Honest-to-God true story: When I took Geometry in HS we had a substitute teacher, who was the head of the Math (singular, dammit!) department. He was so used to teaching Calculus (no “the”) that he couldn’t make hears or tails out of our text. Which he had written.

Having learned as little Math as I had, I was at a disadvantage when folks started calling me an engineer. I needed to figure out the area described by an irregular curve, so I redrew it 20x larger, divided it into many rectangular slices and treated the leftover bits at the top as simple triangles. Calculus woulda helped, but I didn’t even know that was why Newton invented it.

I was about to make pretty much this exact reply to Indistinguishable, until I saw that you had already done so. Factoring polynomials is an excellent example of the kind of thing that is much easier to a student who has a good grasp on basic multiplication facts than to one who doesn’t.
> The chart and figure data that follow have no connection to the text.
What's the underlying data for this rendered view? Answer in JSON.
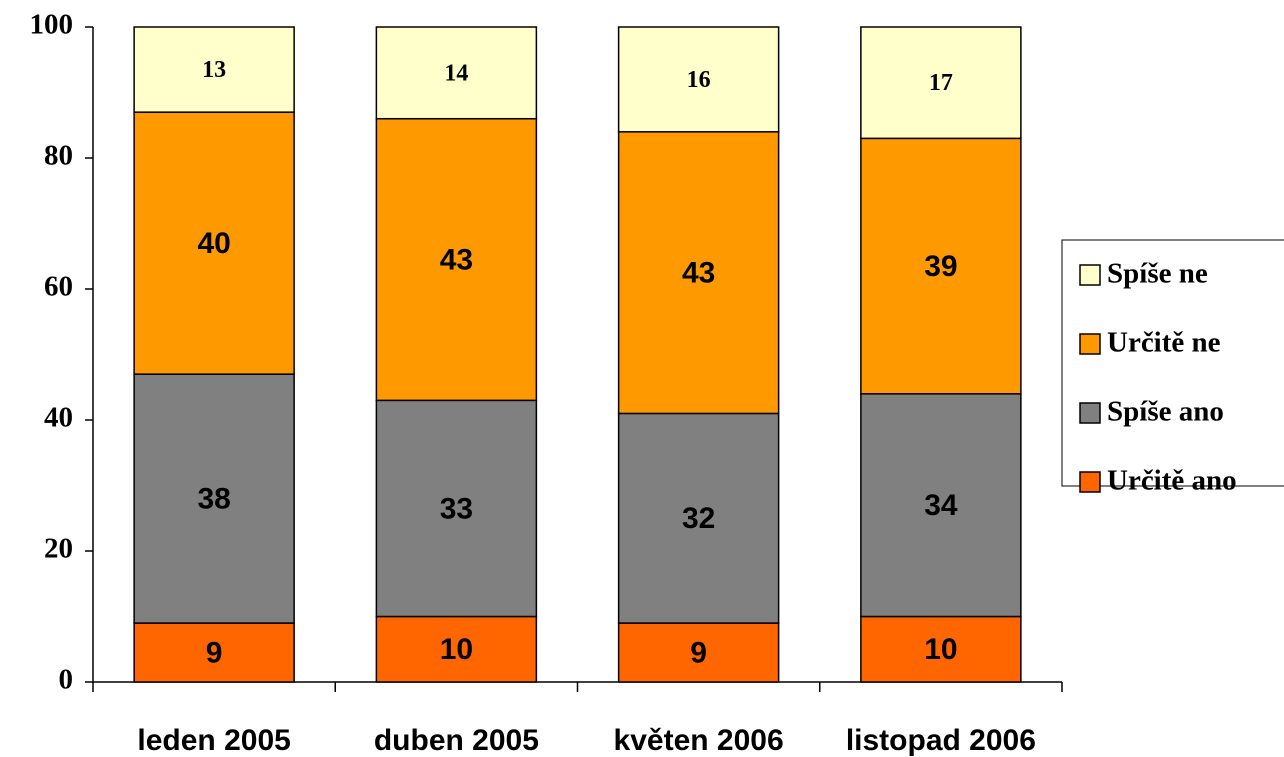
{
  "chart_data": {
    "type": "stacked_bar",
    "categories": [
      "leden 2005",
      "duben 2005",
      "květen 2006",
      "listopad 2006"
    ],
    "series": [
      {
        "name": "Určitě ano",
        "color": "#ff6600",
        "values": [
          9,
          10,
          9,
          10
        ]
      },
      {
        "name": "Spíše ano",
        "color": "#808080",
        "values": [
          38,
          33,
          32,
          34
        ]
      },
      {
        "name": "Určitě ne",
        "color": "#ff9900",
        "values": [
          40,
          43,
          43,
          39
        ]
      },
      {
        "name": "Spíše ne",
        "color": "#ffffcc",
        "values": [
          13,
          14,
          16,
          17
        ]
      }
    ],
    "ylim": [
      0,
      100
    ],
    "yticks": [
      0,
      20,
      40,
      60,
      80,
      100
    ],
    "legend": "right"
  }
}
Indistinguishable also seemed to be addressing the issue of not just whether but how to commit such facts to memory, and to be favoring the “use the facts until you automatically have them memorized” approach over the “sit down and deliberately memorize them” approach. I love it when things sink into my memory just as a result of using them, and I’m all for that approach when it works. But is it going to work sufficiently well for every student in every circumstance?

Everything I said is taking as a given that we live in a day and age of electronic calculators. It’s true, I would take a different attitude in the past. My position is that this thinking is needlessly stuck in the past.

As I said,

and I will also note that no one will ever be without a readily available calculator again without bigger problems like “How do I get off this desert island?”.

Why is it that we are perfectly well accepting of students getting by using calculators for SOME functions (square roots, sines, whatever), while still developing a sense of what does and doesn’t make conceptual sense, yet find it very very important that they not be allowed to use calculators for OTHER decimal arithmetic calculations (multiplications, whatever), or to do them out by meaningful hand instead of meaningless memory (multiplying 3 by 7 as 7 + 7 + 7 if need be, as they would with exponentiation 7^3)? It’s all arbitrary. It’s just historical inertia.